Google+ has stirred up interest in the issue of online identity and the use of ‘real names’ – I’m seeing support for and against this policy being expressed. Of course people have always been concerned about online identity and the privacy issues around social networks, particularly massive networks like Facebook. So why is this an issue now?
- We are thinking and learning more about the issue of privacy as more people live out their lives online.
- We are transacting more and more online (and we are aware we leave digital footprints).
- The role of social media in ‘government 2.0’, politics and its role in stimulating change in countries which are less open.
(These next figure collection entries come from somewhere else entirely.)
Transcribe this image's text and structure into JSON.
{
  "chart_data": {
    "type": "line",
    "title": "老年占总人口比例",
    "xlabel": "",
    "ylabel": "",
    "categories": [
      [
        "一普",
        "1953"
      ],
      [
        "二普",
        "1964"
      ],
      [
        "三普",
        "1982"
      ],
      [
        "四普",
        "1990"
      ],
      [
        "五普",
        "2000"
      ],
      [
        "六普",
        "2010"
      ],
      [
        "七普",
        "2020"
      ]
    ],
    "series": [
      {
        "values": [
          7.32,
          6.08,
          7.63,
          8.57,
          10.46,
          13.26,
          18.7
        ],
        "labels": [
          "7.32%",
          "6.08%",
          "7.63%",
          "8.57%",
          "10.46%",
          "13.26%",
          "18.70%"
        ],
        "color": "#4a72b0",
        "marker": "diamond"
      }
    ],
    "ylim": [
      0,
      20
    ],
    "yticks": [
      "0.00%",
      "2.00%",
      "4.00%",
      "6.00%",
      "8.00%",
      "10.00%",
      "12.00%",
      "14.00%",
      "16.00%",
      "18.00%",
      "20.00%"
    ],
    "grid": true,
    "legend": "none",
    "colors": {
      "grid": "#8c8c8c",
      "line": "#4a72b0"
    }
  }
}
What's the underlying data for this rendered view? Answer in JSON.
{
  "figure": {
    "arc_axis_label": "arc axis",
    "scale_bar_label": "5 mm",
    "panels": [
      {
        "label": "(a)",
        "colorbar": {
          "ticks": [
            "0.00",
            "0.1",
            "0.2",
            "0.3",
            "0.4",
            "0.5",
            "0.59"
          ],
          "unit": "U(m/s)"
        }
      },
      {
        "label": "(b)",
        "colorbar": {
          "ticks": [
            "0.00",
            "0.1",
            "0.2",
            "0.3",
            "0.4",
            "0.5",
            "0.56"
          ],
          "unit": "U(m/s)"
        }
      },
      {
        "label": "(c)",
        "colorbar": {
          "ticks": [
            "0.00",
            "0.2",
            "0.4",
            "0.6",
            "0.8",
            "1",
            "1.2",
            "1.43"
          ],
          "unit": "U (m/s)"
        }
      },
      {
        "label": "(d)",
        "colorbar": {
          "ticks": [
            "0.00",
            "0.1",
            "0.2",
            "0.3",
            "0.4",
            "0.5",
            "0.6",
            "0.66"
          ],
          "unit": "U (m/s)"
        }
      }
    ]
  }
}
Google+ simply came about at the right time – it presents the oppourtunity to do things differently. Or as I like to think about it, we are re-evaluating the promise, tool, and bargain offered by these services.
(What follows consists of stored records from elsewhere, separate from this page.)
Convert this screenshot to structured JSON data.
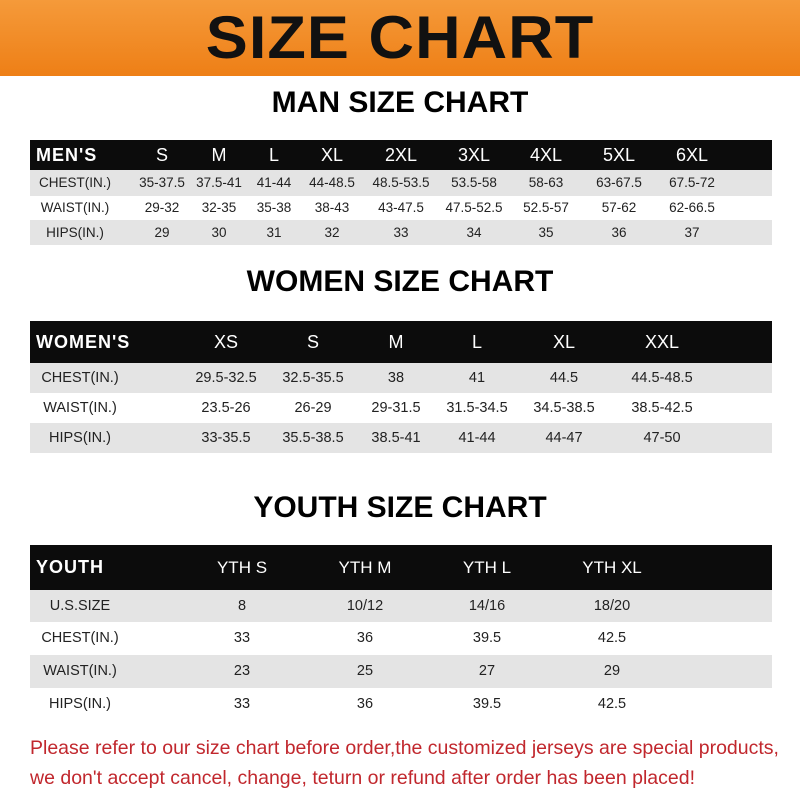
{
  "title": "SIZE CHART",
  "men": {
    "title": "MAN SIZE CHART",
    "headers": [
      "MEN'S",
      "S",
      "M",
      "L",
      "XL",
      "2XL",
      "3XL",
      "4XL",
      "5XL",
      "6XL"
    ],
    "rows": [
      [
        "CHEST(IN.)",
        "35-37.5",
        "37.5-41",
        "41-44",
        "44-48.5",
        "48.5-53.5",
        "53.5-58",
        "58-63",
        "63-67.5",
        "67.5-72"
      ],
      [
        "WAIST(IN.)",
        "29-32",
        "32-35",
        "35-38",
        "38-43",
        "43-47.5",
        "47.5-52.5",
        "52.5-57",
        "57-62",
        "62-66.5"
      ],
      [
        "HIPS(IN.)",
        "29",
        "30",
        "31",
        "32",
        "33",
        "34",
        "35",
        "36",
        "37"
      ]
    ]
  },
  "women": {
    "title": "WOMEN SIZE CHART",
    "headers": [
      "WOMEN'S",
      "XS",
      "S",
      "M",
      "L",
      "XL",
      "XXL"
    ],
    "rows": [
      [
        "CHEST(IN.)",
        "29.5-32.5",
        "32.5-35.5",
        "38",
        "41",
        "44.5",
        "44.5-48.5"
      ],
      [
        "WAIST(IN.)",
        "23.5-26",
        "26-29",
        "29-31.5",
        "31.5-34.5",
        "34.5-38.5",
        "38.5-42.5"
      ],
      [
        "HIPS(IN.)",
        "33-35.5",
        "35.5-38.5",
        "38.5-41",
        "41-44",
        "44-47",
        "47-50"
      ]
    ]
  },
  "youth": {
    "title": "YOUTH SIZE CHART",
    "headers": [
      "YOUTH",
      "YTH S",
      "YTH M",
      "YTH L",
      "YTH XL"
    ],
    "rows": [
      [
        "U.S.SIZE",
        "8",
        "10/12",
        "14/16",
        "18/20"
      ],
      [
        "CHEST(IN.)",
        "33",
        "36",
        "39.5",
        "42.5"
      ],
      [
        "WAIST(IN.)",
        "23",
        "25",
        "27",
        "29"
      ],
      [
        "HIPS(IN.)",
        "33",
        "36",
        "39.5",
        "42.5"
      ]
    ]
  },
  "note": {
    "line1": "Please refer to our size chart before order,the customized jerseys are special products,",
    "line2": "we don't accept cancel, change, teturn or refund after order has been placed!"
  },
  "colors": {
    "banner": "#ee7f16",
    "header_row": "#0c0c0c",
    "stripe": "#e4e4e4",
    "note": "#c1272d"
  }
}
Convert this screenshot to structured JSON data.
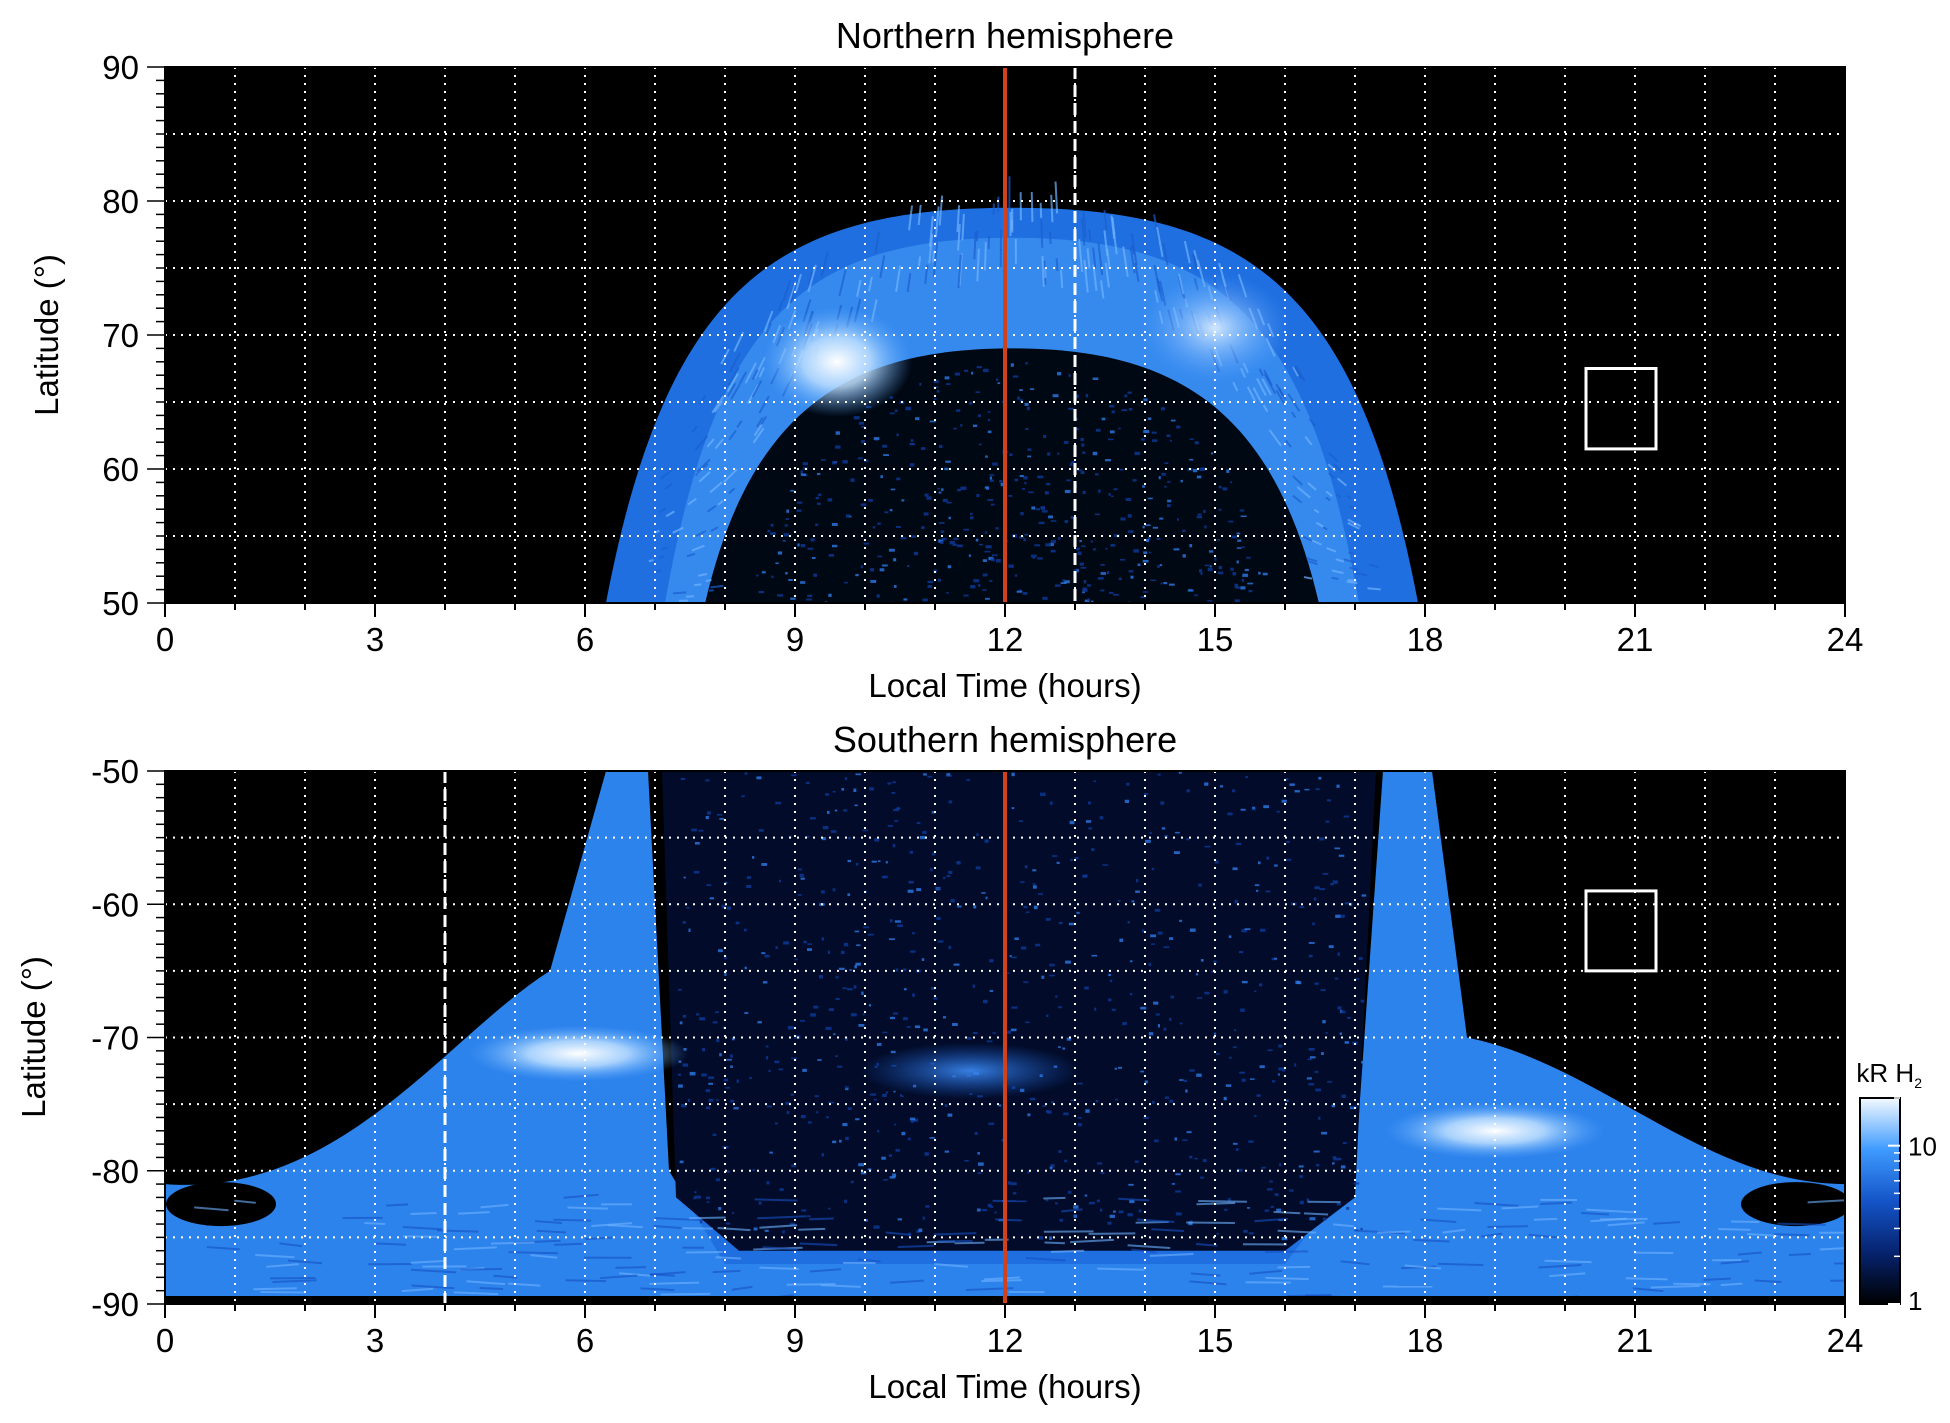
{
  "colors": {
    "background": "#000000",
    "noon_line": "#d0411c",
    "grid": "#ffffff",
    "aurora_dim": "#0a2a8c",
    "aurora_mid": "#1f6fe0",
    "aurora_bright": "#7ec0ff",
    "aurora_peak": "#eef6ff"
  },
  "chart_data": [
    {
      "type": "heatmap",
      "title": "Northern hemisphere",
      "xlabel": "Local Time (hours)",
      "ylabel": "Latitude (°)",
      "xlim": [
        0,
        24
      ],
      "ylim": [
        50,
        90
      ],
      "x_ticks": [
        "0",
        "3",
        "6",
        "9",
        "12",
        "15",
        "18",
        "21",
        "24"
      ],
      "y_ticks": [
        "50",
        "60",
        "70",
        "80",
        "90"
      ],
      "grid": true,
      "noon_line_lt": 12,
      "dashed_line_lt": 13,
      "box": {
        "lt": [
          20.3,
          21.3
        ],
        "lat": [
          61.5,
          67.5
        ]
      },
      "auroral_oval": {
        "lt_center": 12.1,
        "lt_halfwidth_outer": 5.1,
        "lt_halfwidth_inner": 3.9,
        "lat_top_outer": 79.5,
        "lat_top_inner": 69
      },
      "hot_spots": [
        {
          "lt": 9.6,
          "lat": 68,
          "level": "peak"
        },
        {
          "lt": 15,
          "lat": 70.5,
          "level": "bright"
        }
      ]
    },
    {
      "type": "heatmap",
      "title": "Southern hemisphere",
      "xlabel": "Local Time (hours)",
      "ylabel": "Latitude (°)",
      "xlim": [
        0,
        24
      ],
      "ylim": [
        -90,
        -50
      ],
      "x_ticks": [
        "0",
        "3",
        "6",
        "9",
        "12",
        "15",
        "18",
        "21",
        "24"
      ],
      "y_ticks": [
        "-50",
        "-60",
        "-70",
        "-80",
        "-90"
      ],
      "grid": true,
      "noon_line_lt": 12,
      "dashed_line_lt": 4,
      "box": {
        "lt": [
          20.3,
          21.3
        ],
        "lat": [
          -65,
          -59
        ]
      },
      "hot_spots": [
        {
          "lt": 5.9,
          "lat": -71.2,
          "level": "peak"
        },
        {
          "lt": 19,
          "lat": -77,
          "level": "peak"
        },
        {
          "lt": 11.5,
          "lat": -72.5,
          "level": "mid"
        }
      ],
      "colorbar": {
        "label": "kR H",
        "label_sub": "2",
        "ticks": [
          "10",
          "1"
        ],
        "scale": "log",
        "range": [
          1,
          20
        ]
      }
    }
  ]
}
For those arguing for real names, the basic argument I’m hearing is that people like the idea of creating a social network based on those real identities because it will create a better, safer and more friendly environment. And of course, why do you need to hide behind a pseudonyms anyway? A more blatently commerical view, but worthy of consideration, is the argument that if you want the benefits of transacting online in interesting and social ways then the network needs to know who you are.
Focusing on the arguments against real names:
- Danah Boyd, writing “Real Names” Policies Are an Abuse of Power and Designing for Social Norms (or How Not to Create Angry Mobs).
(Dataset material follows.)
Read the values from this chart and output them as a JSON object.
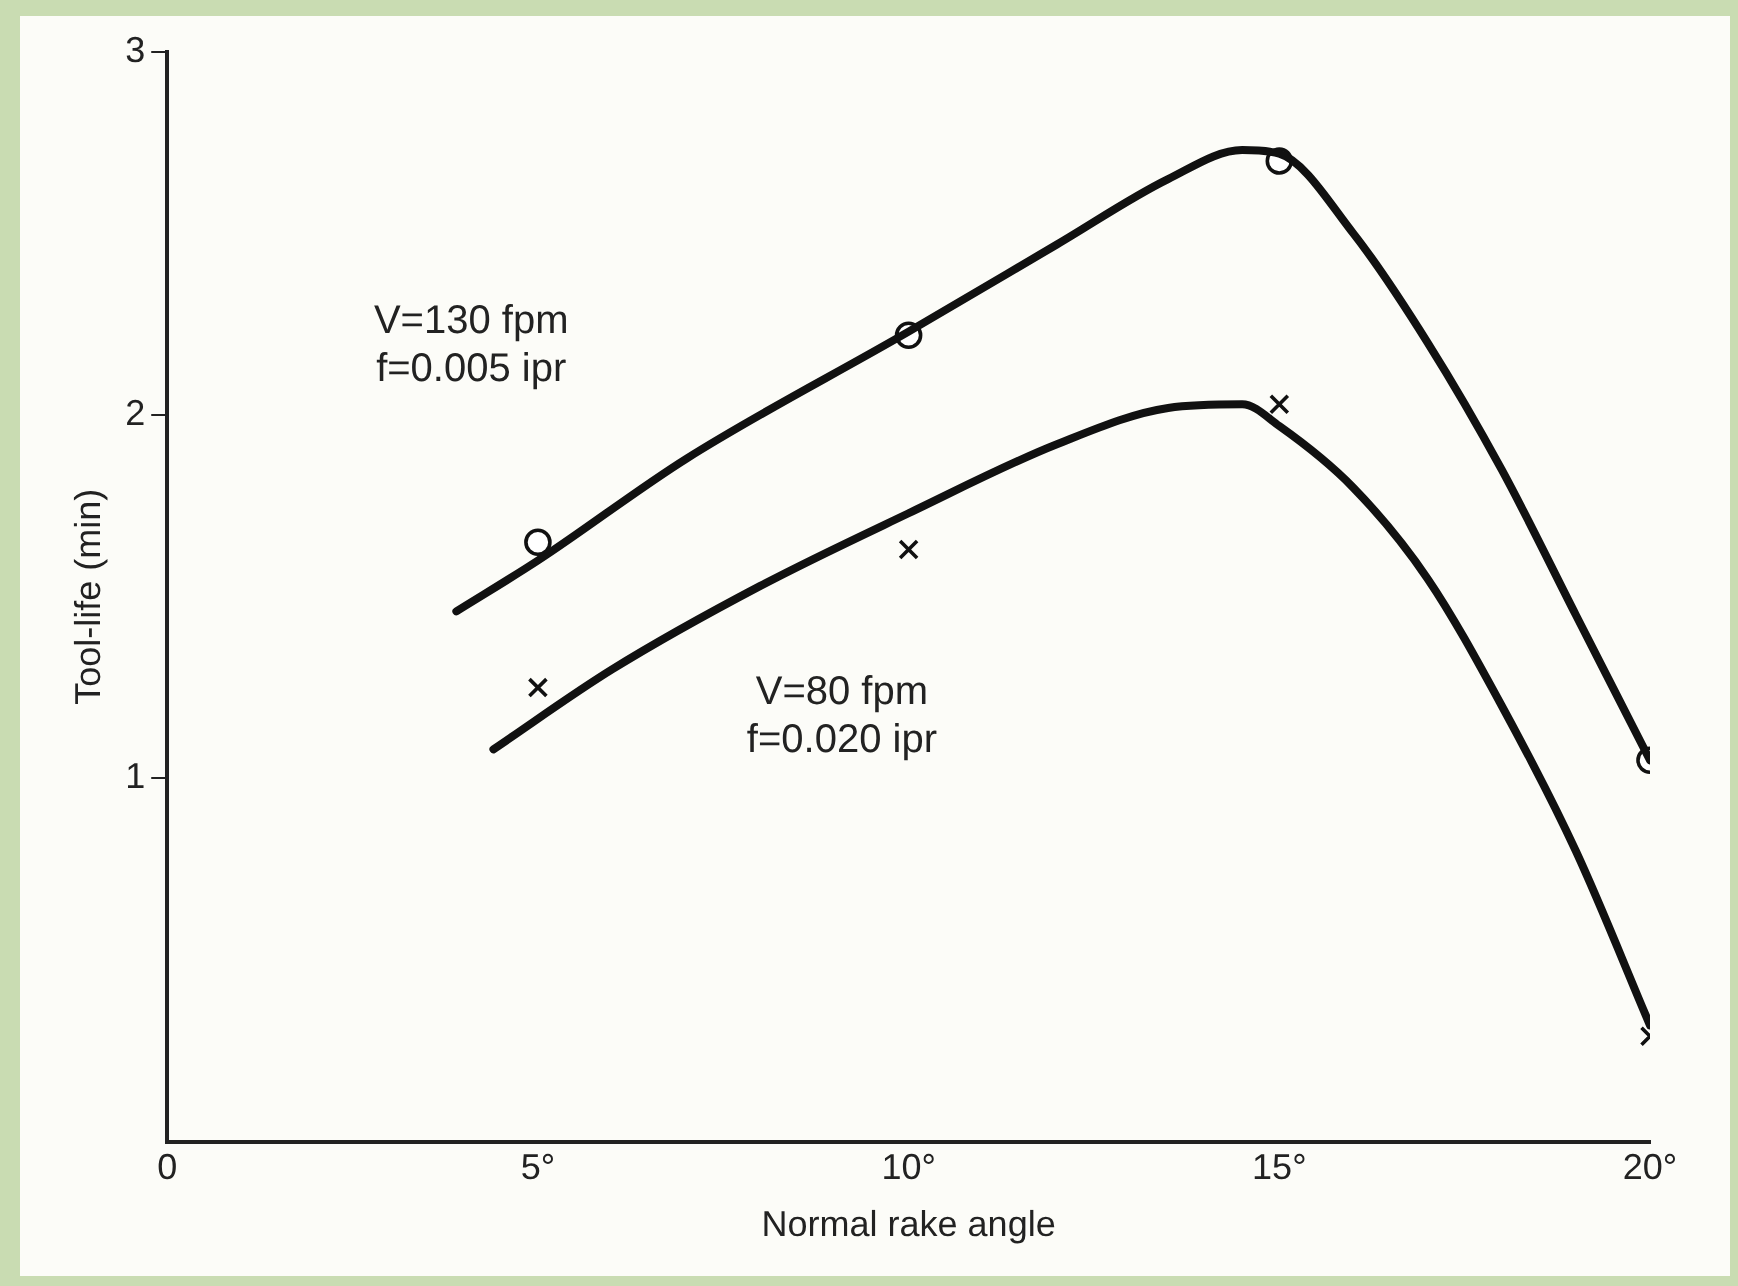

- Electronic Freedom Frontiers, A Case for Pseudonyms.
- UPDATE: The Atlantic, Why Facebook and Google’s Concept of ‘Real Names’ Is Revolutionary.
The way I think about is that if this is to work, then people are really asking for the creation of an online identity card. This presents a useful way to engage with the issue of ‘real names’ – as a primer Wikipedia has an introduction to the pros and cons of identity cards, which I won’t repeat here. Not only would we need to enforce the use of real names, we should also consider systems to create compliance and trust in other aspects of how people present themselves online, including their profile picture and profile information.
Personally, I wouldn’t rely on that ‘real name’ that appears on the screen. Social systems (online and physical world) can be gamed and identity is only one element of trust. What we actually need to think about are circles of trust and building systems that allow us different levels of freedom and interaction using degrees of identity, just as we do in the physical world.
I mean, imagine if each and every conversation or transaction in the physical world required you to identify yourself explicitly. Even worse – if you refused to show that ID card for each conversation or transaction, you would be excluded from the community you live in.
We actually need to find a balance between the promise, tools and bargin made with social networks so that it benefits both individuals and the other users and stakeholders of the network. I’m not sure a blanket real name policy achieves that.